### Clean the Recipes Dataset

To train our model we have to prepare and clean the dataset.

In [1]:
import re
import string
import nltk
from bs4 import BeautifulSoup
from nltk.corpus import stopwords
import unicodedata
import codecs

nltk.download('stopwords')

def clean_text(text):
    # Remove HTML tags
    text = BeautifulSoup(text, 'html.parser').get_text()
    
    # Convert to lowercase
#     text = text.lower()
    
    # Replace Unicode escape sequences with their corresponding characters
    text = codecs.decode(text, 'unicode_escape')    
    
    # Replace degree symbol with a string representation
    text = text.replace('\u00b0', ' degrees ')
    
    # Remove non-letter characters, except for numbers and certain measurement units
    text = re.sub(r'[^a-zA-Z0-9\s.,:;/-]|(\d+[/.]*\d*)\s*(g|kg|ml|l|oz|lb|cup[s]*|tbsp|tsp|°C|°F)', '', text)
#     text = re.sub(r'[\[\],"]', '', text)    
    # Remove whitespace
    text = text.strip()
    
    # Normalize text
    text = unicodedata.normalize('NFKD', text).encode('ascii', 'ignore').decode('utf-8', 'ignore')
    
    # Remove stop words
#     stop_words = set(stopwords.words('english'))
#     words = text.split()
#     words = [word for word in words if not word in stop_words]
#     text = ' '.join(words)
    
    return text

[nltk_data] Downloading package stopwords to
[nltk_data]     /home/datascience/nltk_data...
[nltk_data]   Package stopwords is already up-to-date!

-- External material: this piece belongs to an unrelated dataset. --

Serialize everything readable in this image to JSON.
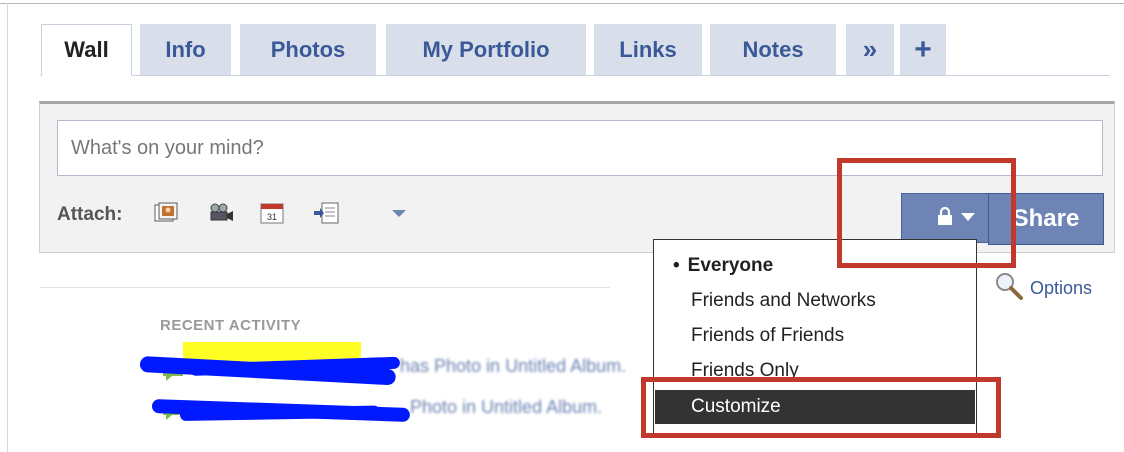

#### We are going to get only the recommended "Gathered" entries from the dataset.

In [2]:
import pandas as pd

# Load the CSV file into a pandas DataFrame
df_train = pd.read_csv('subset/train_recipes_001.csv')
df_test = pd.read_csv('subset/test_recipes_001.csv')

df_train = df_train[df_train['source'] == 'Gathered']
df_test = df_test[df_test['source'] == 'Gathered']

# Clean the train dataset
df_train['directions'] = df_train['directions'].str.replace('[\[\],"]', '', regex=True)
df_train['NER'] = df_train['NER'].str.replace('[\[\]"]', '', regex=True)
df_train['ingredients'] = df_train['ingredients'].str.replace('[\[\]"]', '', regex=True)

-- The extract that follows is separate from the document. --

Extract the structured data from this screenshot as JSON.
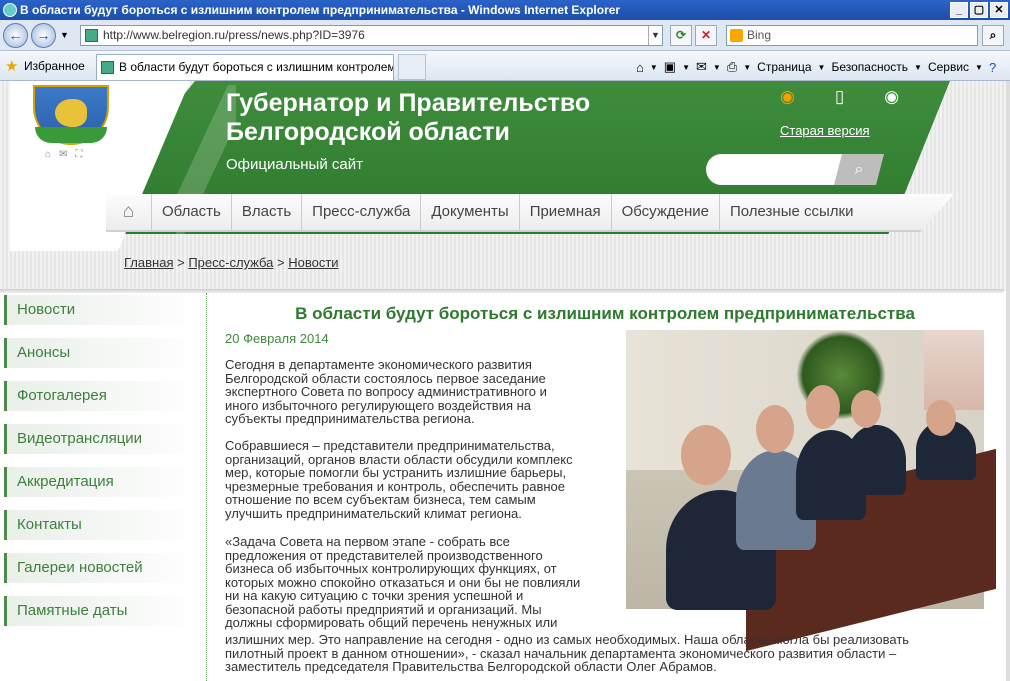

# df_train['NER'] = df_train['NER'].apply(clean_text).str.replace('[\[\]"]', '', regex=True)
# df_train['directions'] = df_train['directions'].apply(clean_text).str.replace('[\[\],"]', '', regex=True)
# df_train['ingredients'] = df_train['ingredients'].apply(clean_text).str.replace('[\[\]"]', '', regex=True)

# Clean the test dataset
df_test['directions'] = df_test['directions'].str.replace('[\[\],"]', '', regex=True)
df_test['NER'] = df_test['NER'].str.replace('[\[\]"]', '', regex=True)
df_test['ingredients'] = df_test['ingredients'].str.replace('[\[\]"]', '', regex=True)

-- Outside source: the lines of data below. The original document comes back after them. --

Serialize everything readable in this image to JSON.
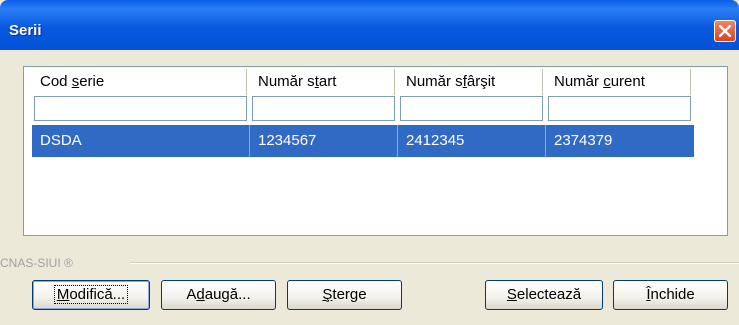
{
  "window": {
    "title": "Serii"
  },
  "columns": [
    {
      "pre": "Cod ",
      "key": "s",
      "post": "erie"
    },
    {
      "pre": "Număr s",
      "key": "t",
      "post": "art"
    },
    {
      "pre": "Număr s",
      "key": "f",
      "post": "ârşit"
    },
    {
      "pre": "Număr ",
      "key": "c",
      "post": "urent"
    }
  ],
  "rows": [
    {
      "cod_serie": "DSDA",
      "numar_start": "1234567",
      "numar_sfarsit": "2412345",
      "numar_curent": "2374379"
    }
  ],
  "group_label": "CNAS-SIUI ®",
  "buttons": {
    "modifica": {
      "key": "M",
      "post": "odifică..."
    },
    "adauga": {
      "pre": "A",
      "key": "d",
      "post": "augă..."
    },
    "sterge": {
      "key": "Ş",
      "post": "terge"
    },
    "selecteaza": {
      "key": "S",
      "post": "electează"
    },
    "inchide": {
      "key": "Î",
      "post": "nchide"
    }
  },
  "colors": {
    "title_bar": "#0a5fe6",
    "selection": "#316ac5",
    "close": "#d8431d"
  }
}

# df_test['NER'] = df_test['NER'].apply(clean_text).str.replace('[\[\]"]', '', regex=True)
# df_test['directions'] = df_test['directions'].apply(clean_text).str.replace('[\[\],"]', '', regex=True)
# df_test['ingredients'] = df_test['ingredients'].apply(clean_text).str.replace('[\[\]"]', '', regex=True)


# merge now all into one to be used for the label later
# f"title: {title} <section> ingredients: {ingredients} <section> directions: {steps}"
df_train['merged_text'] = 'title: ' + df_train['title'] + ' ' + 'ingredients: ' + df_train['ingredients'] + ' ' + 'directions: ' + df_train['directions']
df_test['merged_text'] = 'title: ' + df_test['title'] + ' ' + 'ingredients: ' + df_test['ingredients'] + ' ' + 'directions: ' + df_test['directions']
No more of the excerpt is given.